X Close

Les tendances littéraires en ligne pourraient vous surprendre Les romans d'amour avec des monstres sont profondément réactionnaires

'In these books, heroes exhibit meticulous tailoring to female desires.'

'In these books, heroes exhibit meticulous tailoring to female desires.'


juillet 2, 2024   6 mins

« C’est la peau d’un tueur, Bella. » Le corps inflexible d’Edward est illuminé par le soleil dans une clairière sombre ; mille cœurs préadolescents se mettent à battre. Si beau, si dangereux, si mien. Ces mots immortels du mégalithe vampirique Twilight  traîneront une Kristen Stewart qui plisse le nez et hausse les épaules à travers mille épreuves, qui incluent mourir en donnant naissance à un monstre parasite avant d’être réanimée par son fidèle mari.

Le message de Twilight  est clair. Au-delà de ce monde ordinaire se trouve un hybride sombre combinant Byron et Darcy avec une pléthore de caractéristiques positives : il est universellement désiré, il ne désire personne d’autre et — oh ! — il pourrait te tuer, mais il ne le fera pas. Depuis 2005, Edward Cullen est un réconfort pour les adolescentes : le bon homme ne te détruira pas ; il choisira plutôt de te sauver de la médiocrité et de te donner tous les attributs — mariage, bébé, vie éternelle ? — du bonheur conventionnel. Pas si effrayant après tout.

Près de 20 ans après la publication du premier roman de Stephenie Meyer, la génération Twilight  a grandi. Les petites filles sont devenues des femmes lassées du monde, ballotées par les réalités sombres des applications de rencontres, vieillissant avec un ressentiment que Bella n’aura jamais connu. Au fil des années, leurs désirs ont mûri.

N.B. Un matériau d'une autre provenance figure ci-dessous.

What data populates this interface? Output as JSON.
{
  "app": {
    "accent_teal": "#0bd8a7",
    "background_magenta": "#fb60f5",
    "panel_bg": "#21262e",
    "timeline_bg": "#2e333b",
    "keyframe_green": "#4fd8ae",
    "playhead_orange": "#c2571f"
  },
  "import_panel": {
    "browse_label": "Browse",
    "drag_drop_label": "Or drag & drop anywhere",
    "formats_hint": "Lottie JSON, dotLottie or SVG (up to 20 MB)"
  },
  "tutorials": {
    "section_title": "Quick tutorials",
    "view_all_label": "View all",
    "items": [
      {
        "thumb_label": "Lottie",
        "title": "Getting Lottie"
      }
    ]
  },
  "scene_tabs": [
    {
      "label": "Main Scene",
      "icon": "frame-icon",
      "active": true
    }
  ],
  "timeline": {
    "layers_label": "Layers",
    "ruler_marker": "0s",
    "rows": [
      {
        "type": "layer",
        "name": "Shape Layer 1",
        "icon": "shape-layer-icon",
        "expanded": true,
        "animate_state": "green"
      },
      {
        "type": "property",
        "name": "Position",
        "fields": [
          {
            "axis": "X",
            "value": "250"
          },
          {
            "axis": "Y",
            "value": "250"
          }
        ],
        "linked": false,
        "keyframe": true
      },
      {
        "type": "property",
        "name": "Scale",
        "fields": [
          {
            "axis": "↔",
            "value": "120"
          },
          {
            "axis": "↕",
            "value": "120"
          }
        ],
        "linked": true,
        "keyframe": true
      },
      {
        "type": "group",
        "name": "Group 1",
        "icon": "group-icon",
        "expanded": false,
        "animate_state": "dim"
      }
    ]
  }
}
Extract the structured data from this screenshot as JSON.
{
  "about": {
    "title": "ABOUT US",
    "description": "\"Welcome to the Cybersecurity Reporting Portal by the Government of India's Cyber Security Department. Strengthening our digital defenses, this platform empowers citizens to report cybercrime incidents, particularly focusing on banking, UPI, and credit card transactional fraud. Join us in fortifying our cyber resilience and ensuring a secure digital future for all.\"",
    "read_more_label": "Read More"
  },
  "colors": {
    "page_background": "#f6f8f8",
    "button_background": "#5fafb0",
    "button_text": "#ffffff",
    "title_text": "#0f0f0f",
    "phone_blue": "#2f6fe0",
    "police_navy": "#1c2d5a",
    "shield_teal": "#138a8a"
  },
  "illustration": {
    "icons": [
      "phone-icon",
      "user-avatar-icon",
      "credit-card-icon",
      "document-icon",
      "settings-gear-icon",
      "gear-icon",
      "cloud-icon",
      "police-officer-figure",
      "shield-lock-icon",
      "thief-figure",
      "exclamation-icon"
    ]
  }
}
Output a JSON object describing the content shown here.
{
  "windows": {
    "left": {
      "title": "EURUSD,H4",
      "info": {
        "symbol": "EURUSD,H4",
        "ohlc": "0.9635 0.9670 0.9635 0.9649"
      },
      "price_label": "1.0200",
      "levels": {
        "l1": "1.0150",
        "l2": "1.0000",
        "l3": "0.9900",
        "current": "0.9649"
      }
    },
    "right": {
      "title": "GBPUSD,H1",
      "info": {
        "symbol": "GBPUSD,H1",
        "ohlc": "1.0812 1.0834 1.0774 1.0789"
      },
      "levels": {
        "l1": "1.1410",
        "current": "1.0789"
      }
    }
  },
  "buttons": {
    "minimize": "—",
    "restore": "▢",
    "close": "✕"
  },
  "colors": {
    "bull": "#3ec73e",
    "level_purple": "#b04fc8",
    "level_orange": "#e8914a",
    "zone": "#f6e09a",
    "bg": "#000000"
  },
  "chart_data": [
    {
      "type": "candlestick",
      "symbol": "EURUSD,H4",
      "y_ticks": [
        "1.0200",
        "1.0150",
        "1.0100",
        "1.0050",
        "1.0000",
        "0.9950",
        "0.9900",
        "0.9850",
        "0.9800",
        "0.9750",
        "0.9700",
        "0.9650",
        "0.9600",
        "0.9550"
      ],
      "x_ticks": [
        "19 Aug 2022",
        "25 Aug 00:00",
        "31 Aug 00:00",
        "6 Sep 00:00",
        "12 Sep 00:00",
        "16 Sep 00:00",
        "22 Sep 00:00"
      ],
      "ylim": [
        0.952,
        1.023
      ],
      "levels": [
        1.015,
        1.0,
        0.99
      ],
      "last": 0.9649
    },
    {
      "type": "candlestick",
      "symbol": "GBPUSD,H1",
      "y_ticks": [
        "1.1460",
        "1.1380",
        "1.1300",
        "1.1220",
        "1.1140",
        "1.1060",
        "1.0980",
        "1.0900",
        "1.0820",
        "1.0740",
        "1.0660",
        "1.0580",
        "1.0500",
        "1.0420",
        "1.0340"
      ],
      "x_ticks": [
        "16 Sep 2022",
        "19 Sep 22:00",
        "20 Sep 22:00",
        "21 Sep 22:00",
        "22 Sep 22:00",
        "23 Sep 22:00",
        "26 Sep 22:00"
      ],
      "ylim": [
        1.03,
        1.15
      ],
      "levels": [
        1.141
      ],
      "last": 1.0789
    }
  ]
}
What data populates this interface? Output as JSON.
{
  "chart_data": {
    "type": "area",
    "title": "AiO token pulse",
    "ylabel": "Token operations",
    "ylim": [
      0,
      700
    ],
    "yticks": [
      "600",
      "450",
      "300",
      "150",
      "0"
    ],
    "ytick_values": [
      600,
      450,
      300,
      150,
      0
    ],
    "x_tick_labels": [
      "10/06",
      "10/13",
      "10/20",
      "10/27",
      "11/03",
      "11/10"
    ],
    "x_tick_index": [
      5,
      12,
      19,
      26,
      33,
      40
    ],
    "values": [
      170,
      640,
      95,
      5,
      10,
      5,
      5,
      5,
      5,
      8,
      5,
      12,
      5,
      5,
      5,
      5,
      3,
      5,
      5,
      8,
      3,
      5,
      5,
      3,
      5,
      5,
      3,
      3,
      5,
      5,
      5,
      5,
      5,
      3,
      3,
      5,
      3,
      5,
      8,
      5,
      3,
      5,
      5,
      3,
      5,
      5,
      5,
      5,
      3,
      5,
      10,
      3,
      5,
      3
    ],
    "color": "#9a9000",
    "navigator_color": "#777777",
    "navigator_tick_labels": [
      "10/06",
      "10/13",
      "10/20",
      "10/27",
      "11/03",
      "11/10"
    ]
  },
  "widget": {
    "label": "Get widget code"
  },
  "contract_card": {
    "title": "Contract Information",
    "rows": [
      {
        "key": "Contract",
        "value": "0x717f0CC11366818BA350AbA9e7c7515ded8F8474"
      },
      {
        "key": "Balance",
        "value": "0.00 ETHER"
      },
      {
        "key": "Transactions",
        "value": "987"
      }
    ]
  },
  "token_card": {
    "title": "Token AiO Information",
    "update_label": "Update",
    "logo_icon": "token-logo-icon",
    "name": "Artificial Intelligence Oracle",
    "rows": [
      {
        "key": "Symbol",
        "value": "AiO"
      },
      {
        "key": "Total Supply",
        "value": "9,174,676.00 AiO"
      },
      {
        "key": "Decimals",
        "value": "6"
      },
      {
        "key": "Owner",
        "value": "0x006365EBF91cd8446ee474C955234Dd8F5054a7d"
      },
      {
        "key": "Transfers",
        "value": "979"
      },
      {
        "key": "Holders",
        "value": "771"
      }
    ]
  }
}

Maintenant, les disciples de Meyer ont développé une soif de matériel plus sombre. Les deux dernières années ont vu une explosion de ‘smut’ fantastique, grâce à la communauté BookTok sur TikTok. Le héros aux biceps saillants de Mills & Boon a été chassé par une horde de nouveaux symboles sexuels improbables, encouragés par des ‘créateurs’ qui disent à leurs légions de spectateurs haletants : ‘Sérieusement, c’est le livre le plus sexy que j’ai jamais lu !’ Le contenu de ces livres ? J’ai presque honte de vous le dire, mais je vais le faire quand même. Commençons par un exemple :

Glory Milking Farm est un ‘roman de monstre doux et torride’ extrêmement populaire de la série érotique Cambric Creek de C.M. Nascosta. Le livre a captivé, en bien ou en mal, sur les réseaux sociaux depuis sa sortie en 2021, et décrit l’histoire d’amour de Violet, une ‘Millenial’ typique, qui se retrouve à travailler dans une ferme pour minotaures séduisants (le prétexte, qui a quelque chose à voir avec la fabrication de médicaments contre la dysfonction érectile pour les hommes humains, n’intéresse personne, surtout pas l’auteure). Un minotaure ‘trop bien pour elle’ — une phrase immortelle en soi — s’intéresse particulièrement à la jeune femme et exige des sessions de ‘traite’ privées. Violet en sera-t-elle capable ?

Je ne sais pas, je ne vais pas le lire. Et je ne vais non plus ajouter de lien Amazon, bande de pervers. Mais soyez assurés que ce n’est qu’un livre parmi des centaines d’œuvres de pornographie mettant en scène des monstres, qui insufflent de la vie dans l’industrie de l’édition. Nous avons aussi la série Ice Planet Barbarians  sur des extraterrestres dotés d’appendices semblables à des jouets sexuels ; Ensnared  (un porno basé sur les araignées) ; et d’innombrables itérations de The XYZ Bride  (orques, dragons, ce que vous voulez). Au cœur de chacun se trouve la prémisse très Twilight du tueur bestial et sexy qui ne veut que vous, mais avec beaucoup plus de scènes de sexe que ce que nous avons eu de la part du clan Cullen.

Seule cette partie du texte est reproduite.